C'est pourquoi je demanderai aux auteurs des différents amendements déposés ce soir sur ce sujet de les retirer au profit de celui du Gouvernement. S'il vous plaît, ne rentrons pas dans des querelles de chiffres quand nous partageons un même objectif. Passons un message unique aux enfants et à leurs familles : chacun à notre place, chacun dans notre rôle, nous sommes à pied d'oeuvre ; ils peuvent compter sur nous.

C'est pourquoi je voudrais terminer en remerciant votre assemblée de s'être saisie de cette question essentielle. Monsieur le président de la commission des finances, madame la rapporteure spéciale, cette cause a trouvé en vous d'excellents avocats.

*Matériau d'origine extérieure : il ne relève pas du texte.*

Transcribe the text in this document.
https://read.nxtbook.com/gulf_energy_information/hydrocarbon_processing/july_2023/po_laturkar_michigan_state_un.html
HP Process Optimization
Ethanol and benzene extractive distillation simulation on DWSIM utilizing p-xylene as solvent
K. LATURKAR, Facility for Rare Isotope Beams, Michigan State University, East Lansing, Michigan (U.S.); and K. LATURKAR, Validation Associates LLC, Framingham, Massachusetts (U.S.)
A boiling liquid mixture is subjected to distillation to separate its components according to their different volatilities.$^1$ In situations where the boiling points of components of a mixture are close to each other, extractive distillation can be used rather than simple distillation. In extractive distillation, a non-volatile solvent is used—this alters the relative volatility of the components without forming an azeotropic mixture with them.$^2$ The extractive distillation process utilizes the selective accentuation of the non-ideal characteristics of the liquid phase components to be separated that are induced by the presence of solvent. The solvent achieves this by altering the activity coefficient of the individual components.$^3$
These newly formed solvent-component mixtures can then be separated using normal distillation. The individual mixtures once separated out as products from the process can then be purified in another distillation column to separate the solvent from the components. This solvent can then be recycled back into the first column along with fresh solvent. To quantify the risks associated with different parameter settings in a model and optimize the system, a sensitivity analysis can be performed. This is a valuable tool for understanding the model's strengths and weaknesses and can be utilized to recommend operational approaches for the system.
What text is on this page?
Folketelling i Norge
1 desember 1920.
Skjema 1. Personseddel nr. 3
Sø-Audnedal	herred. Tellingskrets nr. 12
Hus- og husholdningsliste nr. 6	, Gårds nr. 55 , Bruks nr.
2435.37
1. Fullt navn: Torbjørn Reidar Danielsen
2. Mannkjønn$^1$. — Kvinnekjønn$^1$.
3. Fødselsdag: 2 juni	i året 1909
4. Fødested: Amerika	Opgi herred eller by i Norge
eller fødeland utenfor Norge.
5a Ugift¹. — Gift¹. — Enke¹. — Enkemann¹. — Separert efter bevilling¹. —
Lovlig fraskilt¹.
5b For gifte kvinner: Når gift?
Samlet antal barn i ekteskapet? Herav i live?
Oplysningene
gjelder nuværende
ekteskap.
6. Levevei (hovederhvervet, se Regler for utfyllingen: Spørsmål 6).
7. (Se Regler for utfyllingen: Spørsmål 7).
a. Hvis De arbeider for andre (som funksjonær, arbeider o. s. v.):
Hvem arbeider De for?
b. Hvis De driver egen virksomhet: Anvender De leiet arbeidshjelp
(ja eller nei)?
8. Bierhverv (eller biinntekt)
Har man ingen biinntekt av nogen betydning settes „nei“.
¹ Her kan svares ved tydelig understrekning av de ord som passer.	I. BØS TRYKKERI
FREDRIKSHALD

Je salue également les auteurs des amendements, Mme Trastour-Isnart, Mme Descamps, M. Saddier, M. Brun, M. Diard, M. Perrut et naturellement M. le président Woerth. Ensemble, vous avez posé, nous avons posé les bases d'une mobilisation commune au service des enfants et de leurs familles.

C'est dans cet esprit que je vous invite à voter l'amendement déposé par le Gouvernement à l'issue d'un travail parlementaire que je crois exemplaire et fructueux.